TUSD is decentralized in the sense that it uses a variety of off-chain USD reserves. Having rebranded from TrustToken to Archblock, the company also powers TrueFi, a DeFi platform that connects borrowers with lenders. As the news on Binance TUSD minting broke out, TrueFi’s TRU token jumped by 195%, having since stabilized but still up 73% over the month.
Coinciding with the TUSD spotlight, Archblock made a significant move last week. To boost users’ confidence and grow the 5th largest stablecoin, TUSD’s reserves will be verifiable by Chainlink-backed Proof of Reserve.

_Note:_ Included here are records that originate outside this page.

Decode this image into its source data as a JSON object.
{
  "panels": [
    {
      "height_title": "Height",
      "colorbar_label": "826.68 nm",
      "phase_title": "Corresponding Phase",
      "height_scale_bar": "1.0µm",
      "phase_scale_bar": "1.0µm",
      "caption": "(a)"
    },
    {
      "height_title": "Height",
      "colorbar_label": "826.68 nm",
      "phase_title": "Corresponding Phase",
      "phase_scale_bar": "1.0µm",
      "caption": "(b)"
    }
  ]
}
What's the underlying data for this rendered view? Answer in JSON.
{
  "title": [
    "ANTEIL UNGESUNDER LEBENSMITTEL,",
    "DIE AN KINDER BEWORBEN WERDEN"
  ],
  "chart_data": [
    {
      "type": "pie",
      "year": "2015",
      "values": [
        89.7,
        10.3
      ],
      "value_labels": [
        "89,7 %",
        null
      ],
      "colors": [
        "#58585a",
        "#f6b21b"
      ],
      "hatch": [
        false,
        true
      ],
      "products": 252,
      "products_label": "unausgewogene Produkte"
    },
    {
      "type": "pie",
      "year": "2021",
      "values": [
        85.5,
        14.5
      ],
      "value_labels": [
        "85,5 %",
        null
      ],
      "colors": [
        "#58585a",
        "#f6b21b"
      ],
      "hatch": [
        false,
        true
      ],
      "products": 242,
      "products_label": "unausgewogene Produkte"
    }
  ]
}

Chainlink is a decentralized oracle network that feeds accurate price data to on-chain dApps such as Uniswap or Aave. TUSD appears to be the middle ground between centralized stablecoin duopoly (USDT/USDC) and still-suspect algorithmic stablecoins. Confidence in anything else runs exceedingly low.
Since Paxos’ BUSD announcement, off-shore USDT increased its market cap by $2.4 billion, more than double the TUSD’s current market cap. Likewise, given USDC’s Blackrock backing, investors are confident that USDC will not receive the BUSD treatment, having increased its market cap by $1.6 billion.